各个魔人或嘲讽或不善的目光凝在那一袭白衣身上,纤细单薄的脊背挺得笔直,柔顺墨发披散在身后,背影柔美可人。
但众魔都知道,这厮牙尖嘴利,一张嘴就得气死人,肚子里也不装好水,全是阴谋诡计。
再好的皮囊也掩盖不住她的阴毒。
这段时间她四处打着魔王的旗号办事,自个儿也笼络了一批忠心属下,平日里懒得连路也不走,去哪都得坐轿子,别提多显摆。
偏偏魔王大人一味放纵,也不说敲打敲打她——助长了她的威风,让他们这群老臣叫苦不迭。

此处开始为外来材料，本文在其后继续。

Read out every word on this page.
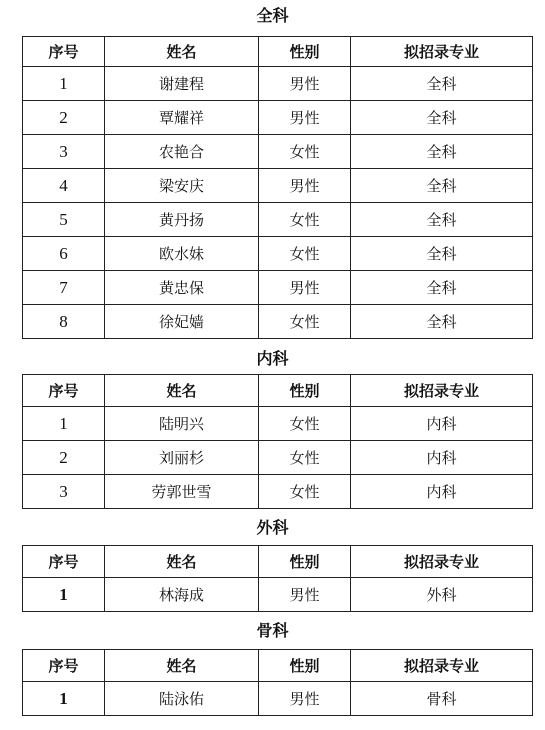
全科
序号	姓名	性别	拟招录专业
1	谢建程	男性	全科
2	覃耀祥	男性	全科
3	农艳合	女性	全科
4	梁安庆	男性	全科
5	黄丹扬	女性	全科
6	欧水妹	女性	全科
7	黄忠保	男性	全科
8	徐妃嫱	女性	全科
内科
序号	姓名	性别	拟招录专业
1	陆明兴	女性	内科
2	刘丽杉	女性	内科
3	劳郭世雪	女性	内科
外科
序号	姓名	性别	拟招录专业
1	林海成	男性	外科
骨科
序号	姓名	性别	拟招录专业
1	陆泳佑	男性	骨科
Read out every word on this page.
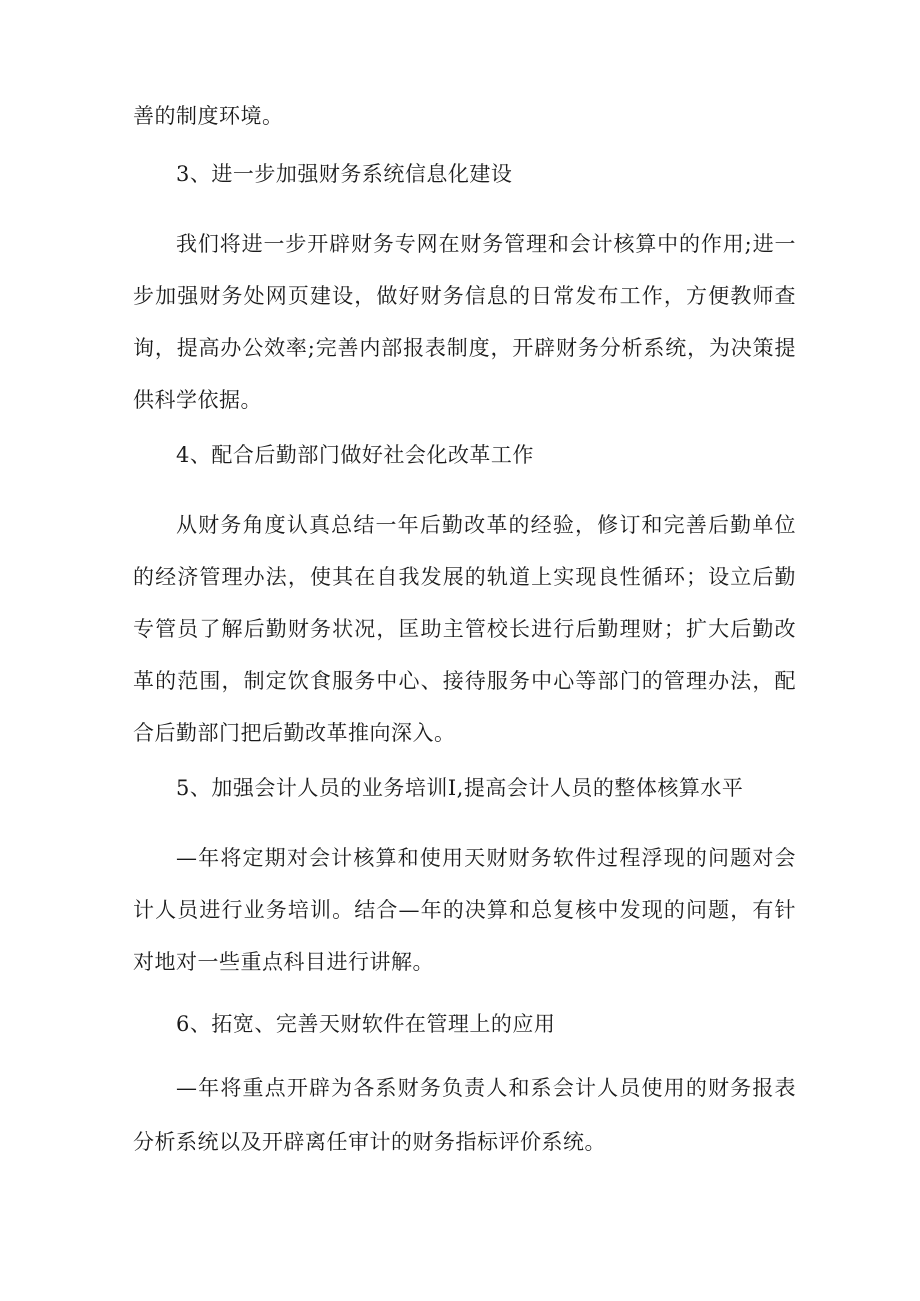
善的制度环境。
3、进一步加强财务系统信息化建设
我们将进一步开辟财务专网在财务管理和会计核算中的作用;进一
步加强财务处网页建设，做好财务信息的日常发布工作，方便教师查
询，提高办公效率;完善内部报表制度，开辟财务分析系统，为决策提
供科学依据。
4、配合后勤部门做好社会化改革工作
从财务角度认真总结一年后勤改革的经验，修订和完善后勤单位
的经济管理办法，使其在自我发展的轨道上实现良性循环；设立后勤
专管员了解后勤财务状况，匡助主管校长进行后勤理财；扩大后勤改
革的范围，制定饮食服务中心、接待服务中心等部门的管理办法，配
合后勤部门把后勤改革推向深入。
5、加强会计人员的业务培训I,提高会计人员的整体核算水平
—年将定期对会计核算和使用天财财务软件过程浮现的问题对会
计人员进行业务培训。结合—年的决算和总复核中发现的问题，有针
对地对一些重点科目进行讲解。
6、拓宽、完善天财软件在管理上的应用
—年将重点开辟为各系财务负责人和系会计人员使用的财务报表
分析系统以及开辟离任审计的财务指标评价系统。
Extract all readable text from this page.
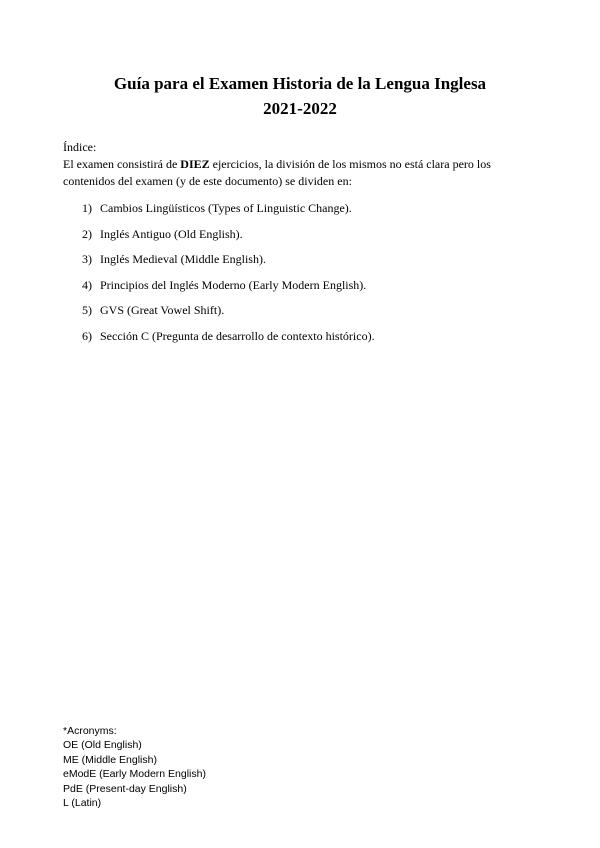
Guía para el Examen Historia de la Lengua Inglesa
2021-2022
Índice:
El examen consistirá de DIEZ ejercicios, la división de los mismos no está clara pero los contenidos del examen (y de este documento) se dividen en:
1) Cambios Lingüísticos (Types of Linguistic Change).
2) Inglés Antiguo (Old English).
3) Inglés Medieval (Middle English).
4) Principios del Inglés Moderno (Early Modern English).
5) GVS (Great Vowel Shift).
6) Sección C (Pregunta de desarrollo de contexto histórico).
*Acronyms:
OE (Old English)
ME (Middle English)
eModE (Early Modern English)
PdE (Present-day English)
L (Latin)
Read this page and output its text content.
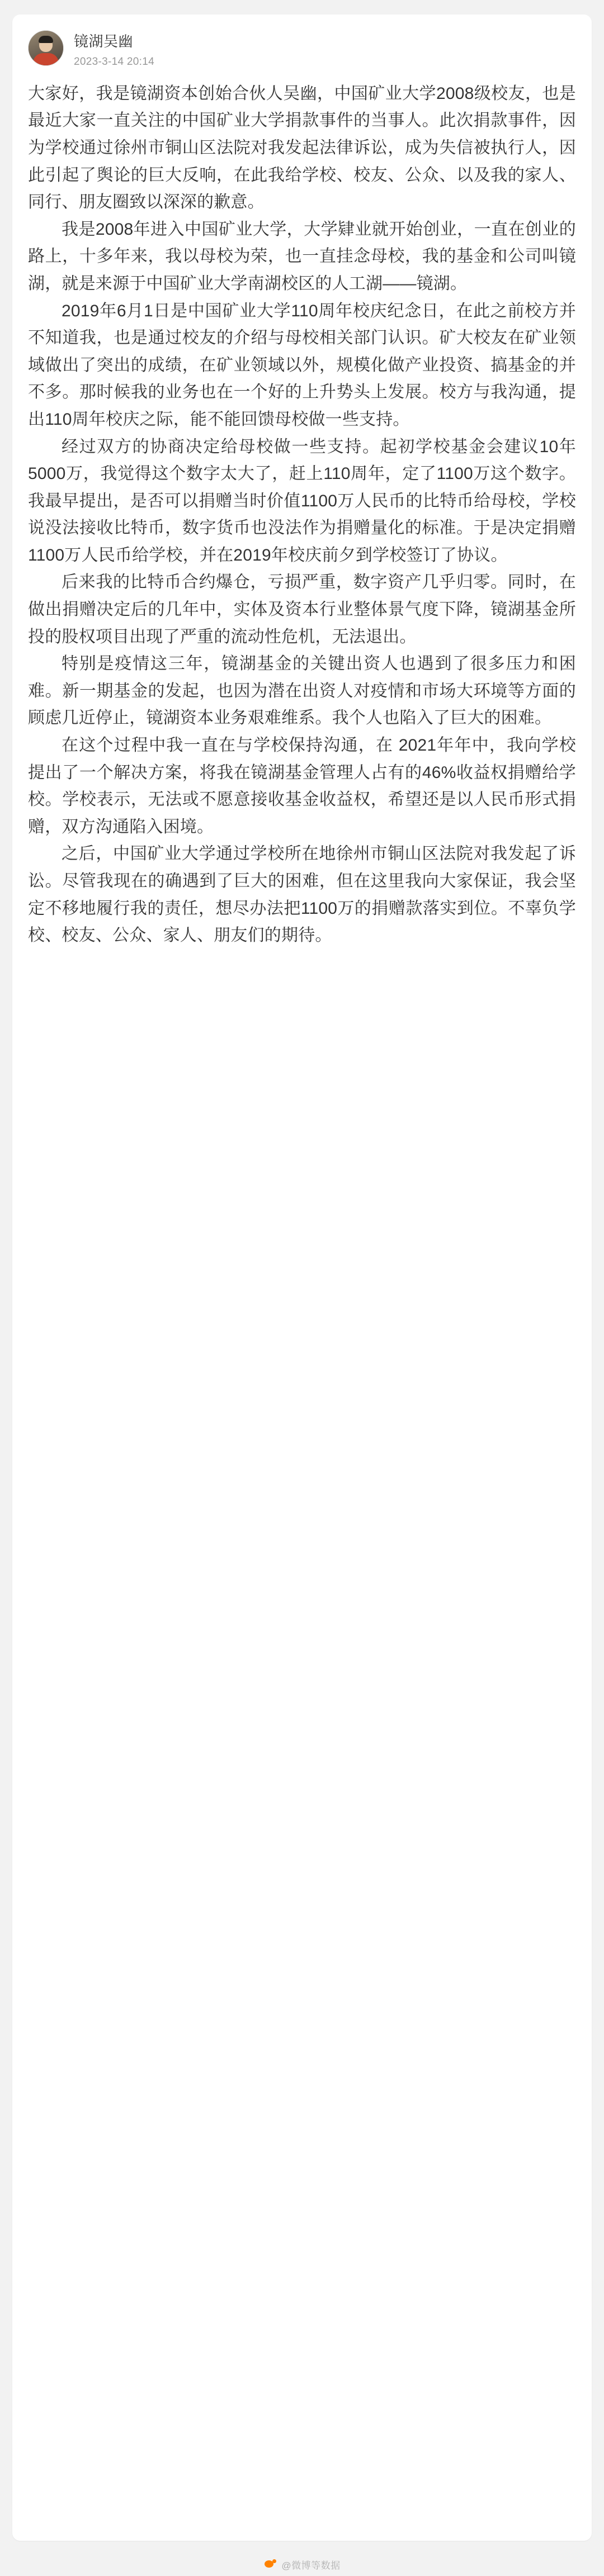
镜湖吴幽
2023-3-14 20:14

大家好，我是镜湖资本创始合伙人吴幽，中国矿业大学2008级校友，也是最近大家一直关注的中国矿业大学捐款事件的当事人。此次捐款事件，因为学校通过徐州市铜山区法院对我发起法律诉讼，成为失信被执行人，因此引起了舆论的巨大反响，在此我给学校、校友、公众、以及我的家人、同行、朋友圈致以深深的歉意。

我是2008年进入中国矿业大学，大学肄业就开始创业，一直在创业的路上，十多年来，我以母校为荣，也一直挂念母校，我的基金和公司叫镜湖，就是来源于中国矿业大学南湖校区的人工湖——镜湖。

2019年6月1日是中国矿业大学110周年校庆纪念日，在此之前校方并不知道我，也是通过校友的介绍与母校相关部门认识。矿大校友在矿业领域做出了突出的成绩，在矿业领域以外，规模化做产业投资、搞基金的并不多。那时候我的业务也在一个好的上升势头上发展。校方与我沟通，提出110周年校庆之际，能不能回馈母校做一些支持。

经过双方的协商决定给母校做一些支持。起初学校基金会建议10年5000万，我觉得这个数字太大了，赶上110周年，定了1100万这个数字。我最早提出，是否可以捐赠当时价值1100万人民币的比特币给母校，学校说没法接收比特币，数字货币也没法作为捐赠量化的标准。于是决定捐赠1100万人民币给学校，并在2019年校庆前夕到学校签订了协议。

后来我的比特币合约爆仓，亏损严重，数字资产几乎归零。同时，在做出捐赠决定后的几年中，实体及资本行业整体景气度下降，镜湖基金所投的股权项目出现了严重的流动性危机，无法退出。

特别是疫情这三年，镜湖基金的关键出资人也遇到了很多压力和困难。新一期基金的发起，也因为潜在出资人对疫情和市场大环境等方面的顾虑几近停止，镜湖资本业务艰难维系。我个人也陷入了巨大的困难。

在这个过程中我一直在与学校保持沟通，在 2021年年中，我向学校提出了一个解决方案，将我在镜湖基金管理人占有的46%收益权捐赠给学校。学校表示，无法或不愿意接收基金收益权，希望还是以人民币形式捐赠，双方沟通陷入困境。

之后，中国矿业大学通过学校所在地徐州市铜山区法院对我发起了诉讼。尽管我现在的确遇到了巨大的困难，但在这里我向大家保证，我会坚定不移地履行我的责任，想尽办法把1100万的捐赠款落实到位。不辜负学校、校友、公众、家人、朋友们的期待。

@微博等数据
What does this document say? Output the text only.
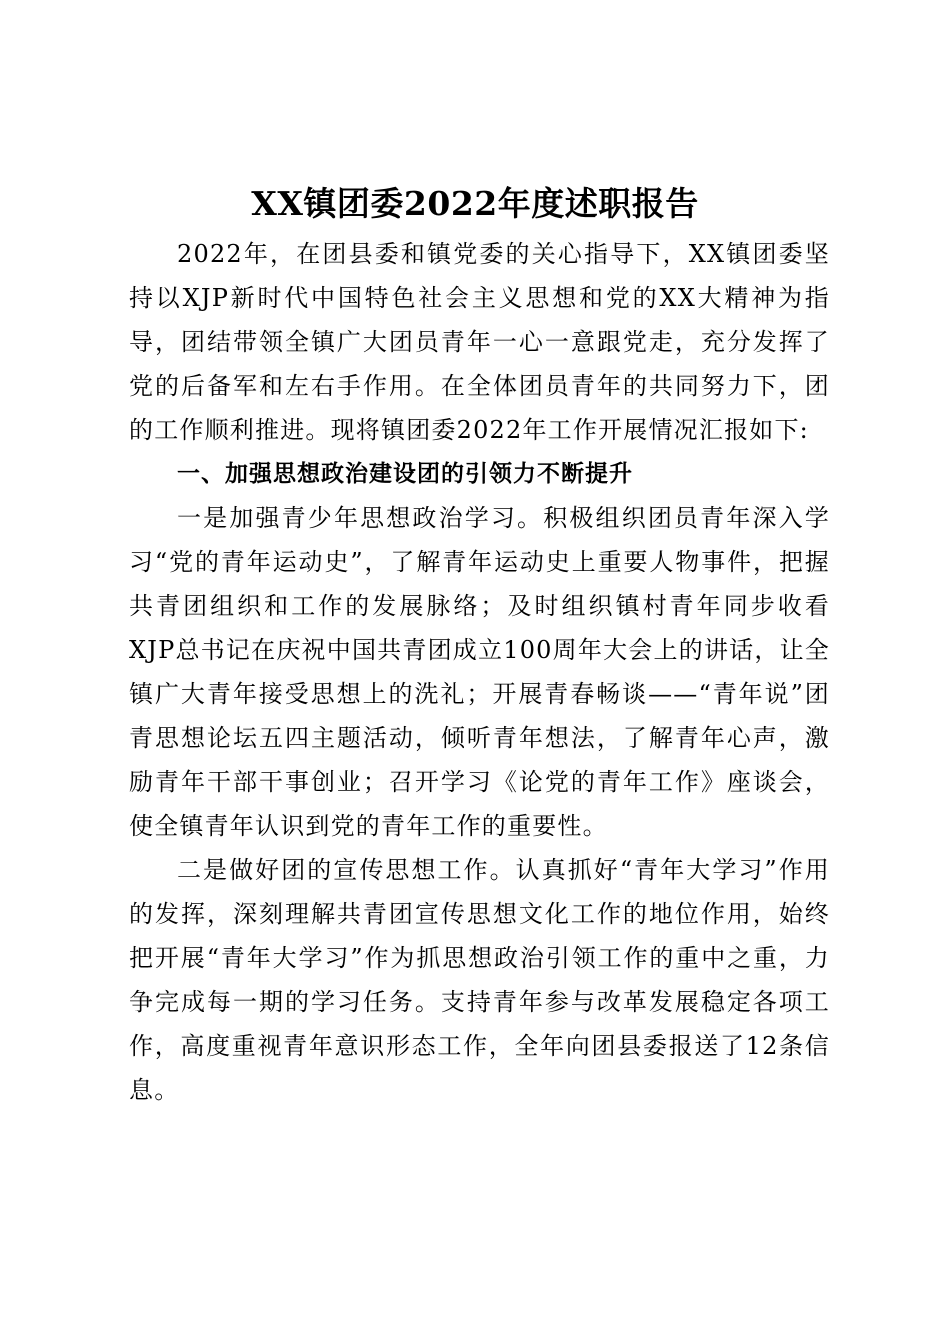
XX镇团委2022年度述职报告

2022年，在团县委和镇党委的关心指导下，XX镇团委坚持以XJP新时代中国特色社会主义思想和党的XX大精神为指导，团结带领全镇广大团员青年一心一意跟党走，充分发挥了党的后备军和左右手作用。在全体团员青年的共同努力下，团的工作顺利推进。现将镇团委2022年工作开展情况汇报如下:

一、加强思想政治建设团的引领力不断提升

一是加强青少年思想政治学习。积极组织团员青年深入学习“党的青年运动史”，了解青年运动史上重要人物事件，把握共青团组织和工作的发展脉络；及时组织镇村青年同步收看XJP总书记在庆祝中国共青团成立100周年大会上的讲话，让全镇广大青年接受思想上的洗礼；开展青春畅谈——“青年说”团青思想论坛五四主题活动，倾听青年想法，了解青年心声，激励青年干部干事创业；召开学习《论党的青年工作》座谈会，使全镇青年认识到党的青年工作的重要性。

二是做好团的宣传思想工作。认真抓好“青年大学习”作用的发挥，深刻理解共青团宣传思想文化工作的地位作用，始终把开展“青年大学习”作为抓思想政治引领工作的重中之重，力争完成每一期的学习任务。支持青年参与改革发展稳定各项工作，高度重视青年意识形态工作，全年向团县委报送了12条信息。
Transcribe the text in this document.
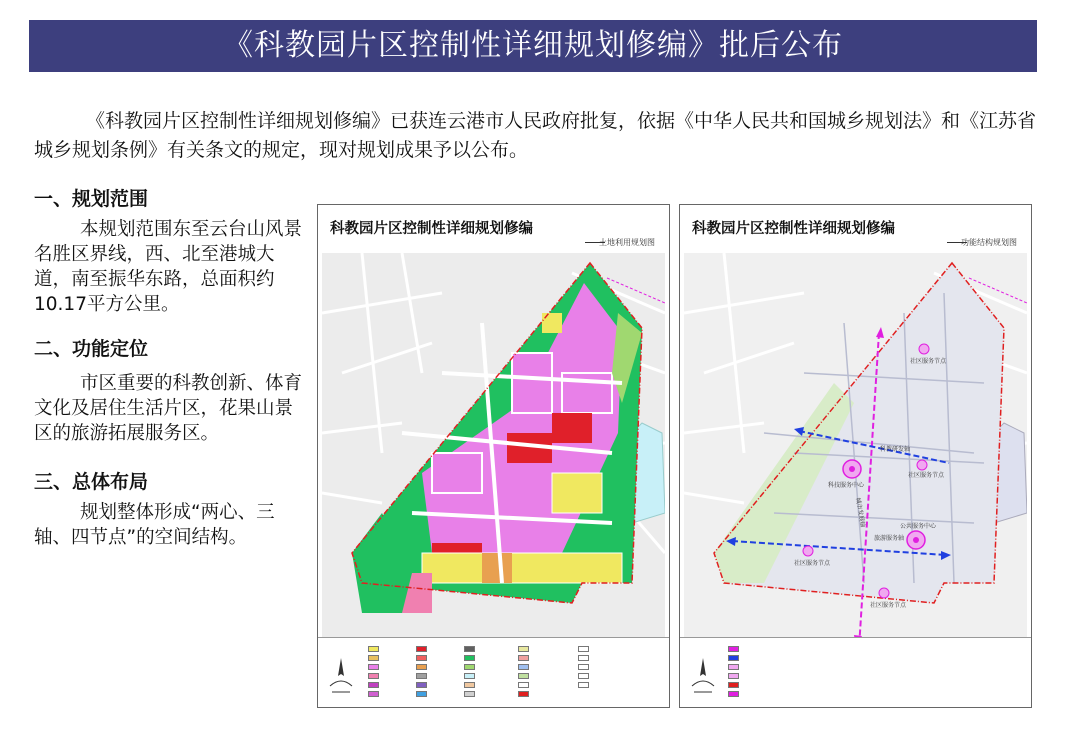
《科教园片区控制性详细规划修编》批后公布
《科教园片区控制性详细规划修编》已获连云港市人民政府批复，依据《中华人民共和国城乡规划法》和《江苏省城乡规划条例》有关条文的规定，现对规划成果予以公布。
一、规划范围
本规划范围东至云台山风景名胜区界线，西、北至港城大道，南至振华东路，总面积约10.17平方公里。
二、功能定位
市区重要的科教创新、体育文化及居住生活片区，花果山景区的旅游拓展服务区。
三、总体布局
规划整体形成“两心、三轴、四节点”的空间结构。
科教园片区控制性详细规划修编
土地利用规划图
科教园片区控制性详细规划修编
功能结构规划图
社区服务节点
科教研发轴
科技服务中心
社区服务节点
城市发展轴	公共服务中心
旅游服务轴
社区服务节点
社区服务节点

任谁被满堂的魔嚼舌根都要回眸看一眼,这人却呼吸也不乱一下,仗着魔王的宠信谁也不放在眼中。
真真要气死了!
魔王的手指轻敲桌面,场面顿时静默。
他冷声问:“可有此事?”
众魔听着自家大人明显动了怒的语调,心中皆是痛快得很——等着看这妖女的笑话!
“有诶~”
白衣女子眼眸笑弯弯,唇角总往上翘出三分轻轻淡淡的笑,像只并不掩饰自己聪明算计的小狐狸精。
魔王本来脸沉了下去,被她明晃晃的眸子一晃,眼底渐渐多了点温度。
她软着音色,每说一句话都要故意拉长尾音,似是在撒娇:“但我眼中的戚逐师弟是个天生没灵根的废柴呢。怎么落青岛的水土格外好些,能将一个废物养成天才?”
说到‘废柴’二字,带着恰到好处的调侃与不屑,既不会让人觉得过分自傲,又不会让误以为她在同情。